Fernando Rocha Andrade, nascido a 19 de fevereiro de 1971, fez toda a sua carreira profissional em Coimbra, onde dava aulas de Economia e Finanças Públicas. Além do político, Rocha Andrade era conhecido de todos pelo seu humor, por ter amizades que não olham à cor partidária e que iam desde os que, como ele, gostam de banda desenha da e festivais de música, até aos mais tradicionalistas da academia coimbrã. Fumador e bom garfo, mais preocupado com as necessidades imediatas do que com a saúde, sempre que autorizado, tinha o cigarro na mão – “Sou um grande contribuinte para o Estado Social [em impostos sobre o tabaco]”, chegou a gracejar ao Jornal de Negócios, no dia em que fez a defesa da sua tese de doutoramento em Coimbra.
A tese, na especialidade de Ciências Jurídico-Económicas, foi terminada já enquanto secretário de Estado dos Assuntos Fiscais, no primeiro Governo de António Costa, e aprovada com distinção e louvor, por unanimidade. Enquanto jurista estava no Ministério das Finanças entre economistas. Foi dos poucos juristas a integrar o grupo de peritos que em 2015 prepararam o cenário macroeconómico para o programa eleitoral do PS. Seria essa também uma das bases para as negociações para a ‘geringonça’, da qual duvidava, mas que depois percebeu – admitiu o próprio – que havia um grande empenho no acordo.
Foi na sequência desse trabalho com outros especialistas como Mário Centeno, João Leão, Vítor Escária, João Nuno Mendes, João Galamba e Vieira da Silva que entrou no Governo.
O quase quase ministro
Próximo de António Costa, trabalhou com o primeiro-ministro desde o governo Guterres, quando Costa era secretário de Estado e depois ministro dos Assuntos Parlamentares. Começou aí uma ligação profissional e de amizade, apesar de se tratarem por você.
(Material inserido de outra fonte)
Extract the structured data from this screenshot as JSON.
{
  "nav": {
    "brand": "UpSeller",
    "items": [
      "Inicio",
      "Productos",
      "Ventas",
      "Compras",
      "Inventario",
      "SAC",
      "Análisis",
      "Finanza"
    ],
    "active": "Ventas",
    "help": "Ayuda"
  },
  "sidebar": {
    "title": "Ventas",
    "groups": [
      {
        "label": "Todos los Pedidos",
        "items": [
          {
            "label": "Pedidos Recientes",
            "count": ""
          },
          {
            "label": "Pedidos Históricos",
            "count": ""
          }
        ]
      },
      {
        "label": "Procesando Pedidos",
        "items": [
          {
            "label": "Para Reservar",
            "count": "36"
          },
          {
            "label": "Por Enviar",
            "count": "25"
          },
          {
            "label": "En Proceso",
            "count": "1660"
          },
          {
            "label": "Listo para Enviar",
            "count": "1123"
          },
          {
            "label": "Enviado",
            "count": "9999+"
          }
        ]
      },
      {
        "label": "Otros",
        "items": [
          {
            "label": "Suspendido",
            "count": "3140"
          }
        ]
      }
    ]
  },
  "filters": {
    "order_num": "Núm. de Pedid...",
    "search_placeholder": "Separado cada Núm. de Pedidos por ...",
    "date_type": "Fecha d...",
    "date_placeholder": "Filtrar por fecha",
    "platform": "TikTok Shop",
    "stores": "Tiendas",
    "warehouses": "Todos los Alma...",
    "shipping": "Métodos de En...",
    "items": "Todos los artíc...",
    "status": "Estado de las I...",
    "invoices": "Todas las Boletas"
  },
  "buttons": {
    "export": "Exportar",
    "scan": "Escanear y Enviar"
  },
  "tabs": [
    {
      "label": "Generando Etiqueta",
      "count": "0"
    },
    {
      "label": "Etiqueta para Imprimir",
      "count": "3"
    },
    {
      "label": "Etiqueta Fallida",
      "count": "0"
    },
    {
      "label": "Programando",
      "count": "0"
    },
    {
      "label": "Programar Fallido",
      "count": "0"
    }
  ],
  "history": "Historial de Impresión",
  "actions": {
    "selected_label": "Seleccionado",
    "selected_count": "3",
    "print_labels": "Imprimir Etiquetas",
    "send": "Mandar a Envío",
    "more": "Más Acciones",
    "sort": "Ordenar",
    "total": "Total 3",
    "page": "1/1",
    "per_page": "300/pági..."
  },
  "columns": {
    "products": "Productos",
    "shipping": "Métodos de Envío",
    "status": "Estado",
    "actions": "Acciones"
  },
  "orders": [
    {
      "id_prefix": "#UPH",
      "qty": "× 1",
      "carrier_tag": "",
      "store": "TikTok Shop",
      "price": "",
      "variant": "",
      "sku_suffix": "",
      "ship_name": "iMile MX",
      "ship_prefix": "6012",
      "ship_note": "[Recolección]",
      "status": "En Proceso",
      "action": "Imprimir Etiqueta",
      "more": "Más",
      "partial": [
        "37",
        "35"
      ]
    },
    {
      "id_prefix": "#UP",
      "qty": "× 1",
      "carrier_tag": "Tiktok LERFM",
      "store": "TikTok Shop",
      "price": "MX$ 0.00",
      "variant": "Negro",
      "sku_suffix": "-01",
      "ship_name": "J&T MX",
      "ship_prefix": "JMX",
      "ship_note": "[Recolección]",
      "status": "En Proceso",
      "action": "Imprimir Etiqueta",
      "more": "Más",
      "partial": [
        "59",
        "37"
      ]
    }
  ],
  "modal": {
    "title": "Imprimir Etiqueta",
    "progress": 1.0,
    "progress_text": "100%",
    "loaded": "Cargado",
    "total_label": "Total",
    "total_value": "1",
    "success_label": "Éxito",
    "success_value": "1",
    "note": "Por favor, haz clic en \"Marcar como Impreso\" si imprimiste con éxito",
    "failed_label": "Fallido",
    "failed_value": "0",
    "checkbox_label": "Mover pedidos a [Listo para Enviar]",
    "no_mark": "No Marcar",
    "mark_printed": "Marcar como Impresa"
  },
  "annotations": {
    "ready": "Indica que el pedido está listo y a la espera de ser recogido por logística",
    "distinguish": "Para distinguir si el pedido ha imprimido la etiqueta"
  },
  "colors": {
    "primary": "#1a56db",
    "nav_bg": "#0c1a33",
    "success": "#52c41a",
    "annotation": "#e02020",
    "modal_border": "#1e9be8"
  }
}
Um dia explicou que assim era por força do hábito. Quando Costa foi para ministro da Administração Interna no Governo Sócrates, Rocha Andrade foi com ele para subsecretário de Estado da Administração Interna e, por isso, era um dos “ministeriáveis” em 2015 para essa pasta.
O primeiro-ministro preferiu colocá-lo no centro nevrálgico do Governo, as Finanças, com Mário Centeno. Só tinha conhecido o então ministro das Finanças no grupo dos economistas e a complementaridade entre os dois, um jurista outro economista, acabou por resultar bem.
Foi, contudo, sol de pouca dura. Em 2017, estourou a polémica sobre os convites da Galp a governantes para idas a França assistirem a jogos de Portugal no Euro2016 e Rocha Andrade era um deles. Em causa, no seu caso, estava o facto de a empresa ter um contencioso fiscal com o Estado e poder haver um conflito de interesses. O então governante negou, pagou as despesas à empresa e decidiu afastar-se de todas as decisões que implicassem a Galp, para não haver dúvidas sobre a sua conduta. Contudo, o caso não parou de encher as páginas dos jornais e saltou para o Ministério Público e Fernando Rocha Andrade, bem como os restantes membros do Governo que tinham sido convidados, acabaram por apresentar a demissão.
Em 2020, quando Mário Centeno saiu das Finanças para o Banco de Portugal, o nome de Rocha Andrade voltou de novo à baila para o substituir, mas as cinzas ainda quentes do Galp Gate acabaram por fazer com que a hipótese fosse posta de parte.
Fernando Rocha Andrade, que sairia do Governo para o Parlamento, aí ficou até ao fim da legislatura, em 2019.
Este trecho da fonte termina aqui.